Cinq IFRE sont également installés en Europe , en Grande-Bretagne (Maison française d'Oxford), en République Tchèque (Centre français de recherche en sciences sociales de Prague), en Russie (Centre d'études franco-russe de Moscou) et en Allemagne (Centre March Bloch de Berlin et Institut français d'histoire en Allemagne à Francfort-sur-le-Main).

L'Amérique latine , enfin, compte deux IFRE : le Centre d'études mexicaines et centraméricaines basé au Mexique et qui compte une antenne au Guatemala , et l'Institut français d'études andines, basé à Lima au Pérou , mais qui possède également des antennes en Colombie , en Bolivie et en Équateur .

b) La création des IFRE s'est échelonnée tout au long du XXe siècle

Ce réseau s'est constitué progressivement , sans vision d'ensemble ni plan préconçu , à partir d'initiatives parfois individuelles et sur la base de partenariats avec les autorités locales .

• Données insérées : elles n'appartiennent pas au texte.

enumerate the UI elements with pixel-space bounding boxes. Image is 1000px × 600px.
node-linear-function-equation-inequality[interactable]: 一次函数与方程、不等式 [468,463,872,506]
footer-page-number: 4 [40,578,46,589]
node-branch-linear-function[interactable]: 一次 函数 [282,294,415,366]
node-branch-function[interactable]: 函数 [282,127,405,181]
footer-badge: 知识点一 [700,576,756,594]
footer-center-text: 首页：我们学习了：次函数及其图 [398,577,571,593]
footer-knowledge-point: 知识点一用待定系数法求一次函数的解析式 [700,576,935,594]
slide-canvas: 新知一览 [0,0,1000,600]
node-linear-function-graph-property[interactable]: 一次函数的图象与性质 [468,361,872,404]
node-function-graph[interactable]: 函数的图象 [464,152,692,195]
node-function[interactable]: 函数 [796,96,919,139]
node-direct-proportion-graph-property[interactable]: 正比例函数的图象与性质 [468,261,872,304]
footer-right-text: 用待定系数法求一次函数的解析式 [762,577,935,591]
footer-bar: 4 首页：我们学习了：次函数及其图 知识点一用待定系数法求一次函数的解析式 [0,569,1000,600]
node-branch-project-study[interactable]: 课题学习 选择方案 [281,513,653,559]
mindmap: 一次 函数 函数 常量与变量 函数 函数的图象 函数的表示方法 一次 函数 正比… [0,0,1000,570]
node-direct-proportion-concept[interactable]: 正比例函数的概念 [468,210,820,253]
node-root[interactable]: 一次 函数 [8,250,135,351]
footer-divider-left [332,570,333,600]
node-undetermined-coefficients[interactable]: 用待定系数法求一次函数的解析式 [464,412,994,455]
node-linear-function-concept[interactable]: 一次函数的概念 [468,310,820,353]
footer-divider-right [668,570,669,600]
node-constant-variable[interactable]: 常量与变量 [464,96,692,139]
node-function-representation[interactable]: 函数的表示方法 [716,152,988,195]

Les dates de création de chacun des vingt-sept IFRE sont précisées dans le tableau ci-après.

Chronologie de l'ouverture des vingt-sept IFRE

Ville/Pays

IFRE

Date de création

Kaboul (Afghanistan)

DAFA

1922

Tokyo (Japon)

MFJ

1924

Istanbul (Turquie)

IFEA

Institut français d'archéologie fondé en 1930

Oxford (Royaume-Uni)

MFO

1946

Lima + Bogota-Quito-la Paz

IFEA

1948

Jérusalem

CRFJ

1952

Addis-Abeba (Éthiopie)

CFEE

Mission archéologique française en Éthiopie fondée en 1955

Pondichéry (Inde)

IFP

1955

Mexico (Mexique)

CEMCA

1961

Khartoum (Soudan)

SFDAS

1967

Le Caire (Égypte)

CEDEJ

1968

Nairobi (Kenya)

IFRA

1977

Francfort (Allemagne)

IFRA-SHS

Mission Historique Française en Allemagne (MHFA) fondée en 1977

Hong Kong (Chine)

CEFC

Antenne de sinologie fondée en 1978

Sanaa (Yémen) relocalisé au Koweït en 2015

CEFAS

1982

New-Delhi (Inde)

CSH

1983

Téhéran (Iran)

IFRI

1983

Ibadan (Nigéria)

IFRA

1990

Prague (République Tchèque)

CEFRES

1991

Rabat (Maroc)

CJB

1991

Berlin (Allemagne)

CMB

1992

Bichkek (Kirghizistan)

IFEAC

1992

Tunis (Tunisie)

IRMC

1992

Johannesburg (Afrique du Sud)

IFAS-recherche

1995

Bangkok (Thaïlande)

IRASEC

2001

Moscou (Russie)

CEFR

2001

Beyrouth -Amman-Jerusalem-Erbil (Irak)

IFPO

2003- Fusion de 3 instituts nés respectivement en 1922, 1946 et 1977

Source : ministère de l'Europe et des affaires étrangères

Si l'ouverture des IFRE s'est échelonnée dans le temps de façon très graduelle , et a été soumise aux vicissitudes des relations diplomatiques entre la France et les États d'accueil, il est possible de distinguer plusieurs sous-ensembles .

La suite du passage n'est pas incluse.